The civil complaint, which was filed June 1 in the Tenth Judicial Circuit of Florida (Highlands County), claims OpenAI and Altman prioritized speed to market and commercial gain over user safety, disregarded repeated warnings from experts both inside and outside the company, and deployed a product that facilitates and encourages harm – including self-harm and violence – while falsely assuring users it was safe.

The complaint also alleges ChatGPT collects data from minors without meaningful parental oversight, causes behavioral addiction and cognitive harm, and is prone to dangerous errors that the company has actively downplayed.

“Today’s AI companies have largely assisted with the evolution of the digital playground,” FDLE Special Agent in Charge Mike Duffey said. “Protecting our children means teaching them to navigate not just the real people behind the screens, but the artificial minds engineered to mimic them.

“Parental vigilance must shift from simply monitoring who our children talk to, to ensuring they understand what they are talking to – because a machine programmed to please can never replace the safety of human boundaries.”

Florida law prohibits unfair and defective trade practices.
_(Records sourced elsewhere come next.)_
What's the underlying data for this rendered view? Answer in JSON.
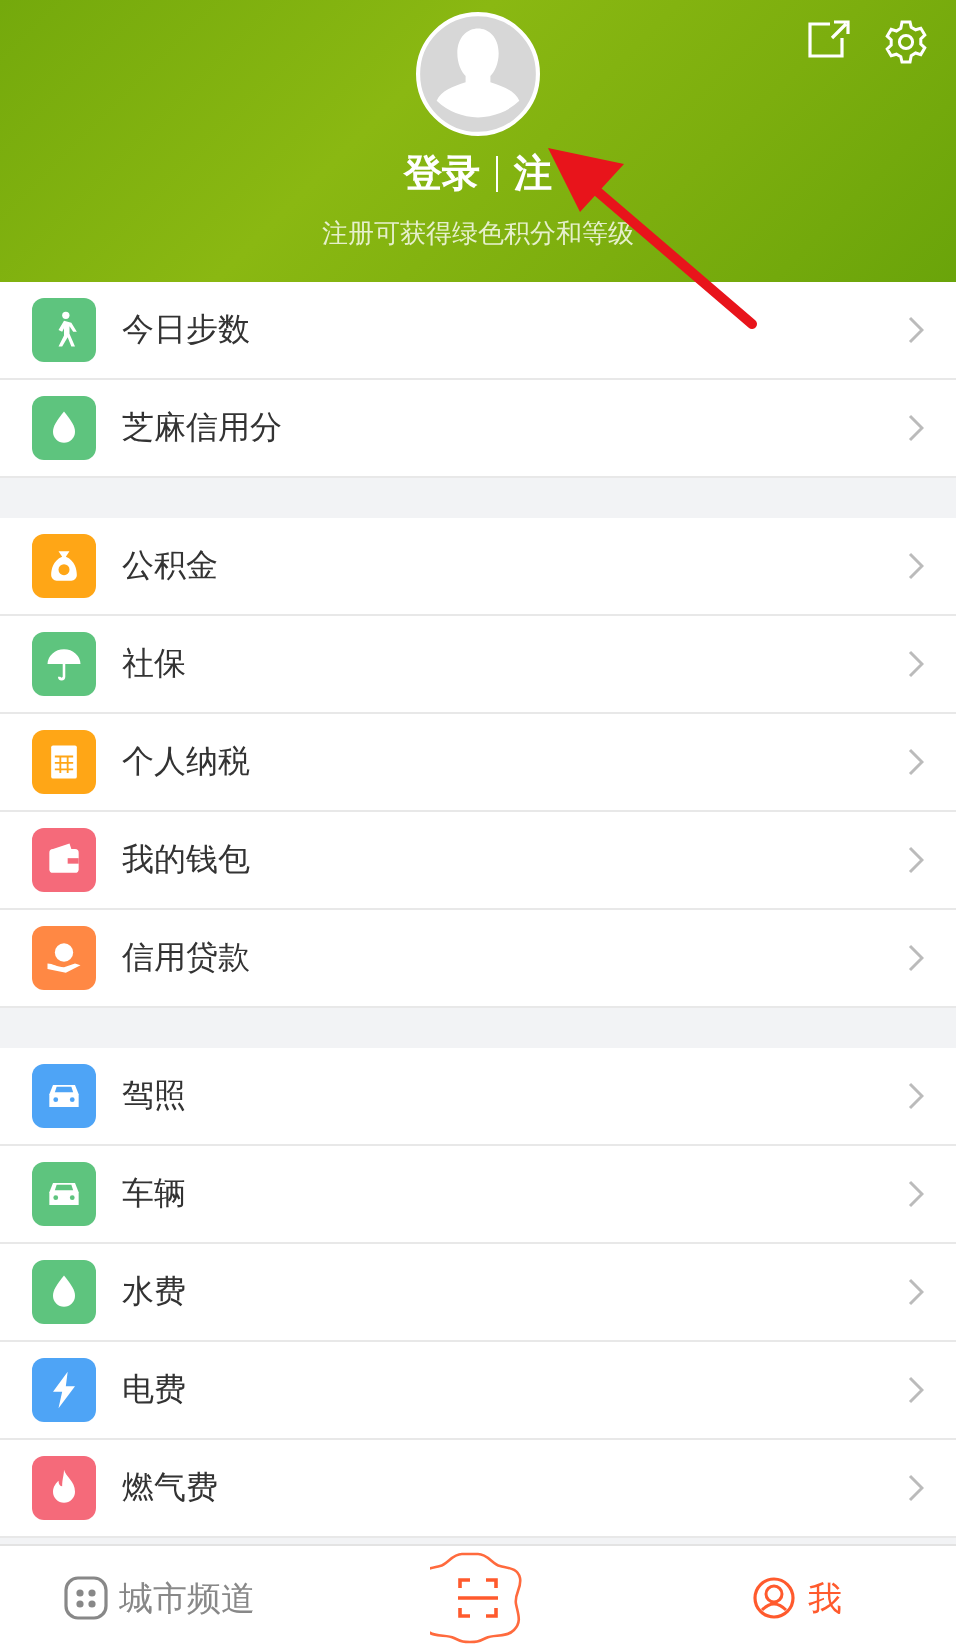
{
  "header": {
    "login": "登录",
    "register": "注",
    "subtitle": "注册可获得绿色积分和等级"
  },
  "groups": [
    [
      {
        "kind": "walk",
        "label": "今日步数",
        "color": "#5ec47e"
      },
      {
        "kind": "drop",
        "label": "芝麻信用分",
        "color": "#5ec47e"
      }
    ],
    [
      {
        "kind": "bag",
        "label": "公积金",
        "color": "#ffa616"
      },
      {
        "kind": "umbrella",
        "label": "社保",
        "color": "#5ec47e"
      },
      {
        "kind": "calc",
        "label": "个人纳税",
        "color": "#ffa616"
      },
      {
        "kind": "wallet",
        "label": "我的钱包",
        "color": "#f56a7a"
      },
      {
        "kind": "loan",
        "label": "信用贷款",
        "color": "#ff8844"
      }
    ],
    [
      {
        "kind": "car",
        "label": "驾照",
        "color": "#4ea4f6"
      },
      {
        "kind": "vehicle",
        "label": "车辆",
        "color": "#5ec47e"
      },
      {
        "kind": "drop",
        "label": "水费",
        "color": "#5ec47e"
      },
      {
        "kind": "bolt",
        "label": "电费",
        "color": "#4ea4f6"
      },
      {
        "kind": "flame",
        "label": "燃气费",
        "color": "#f56a7a"
      }
    ]
  ],
  "tabbar": [
    {
      "kind": "channel",
      "label": "城市频道",
      "selected": false
    },
    {
      "kind": "scan"
    },
    {
      "kind": "me",
      "label": "我",
      "selected": true
    }
  ]
}
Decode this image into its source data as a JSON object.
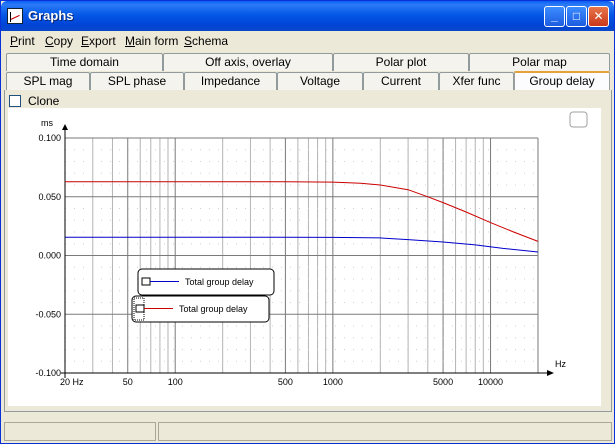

The complaint alleges OpenAI’s conduct causes ongoing harm to Floridians and demands accountability. The state seeks damages on behalf of the people of Florida and an end to the deceptive and dangerous practices outlined in the complaint.

In April, the Office of Statewide Prosecution launched a criminal investigation after prosecutors reviewed chat logs between ChatGPT and Phoenix Ikner, the gunman who opened fire at Florida State University on April 17, 2025, claiming two lives and injuring several others. The criminal investigation is ongoing.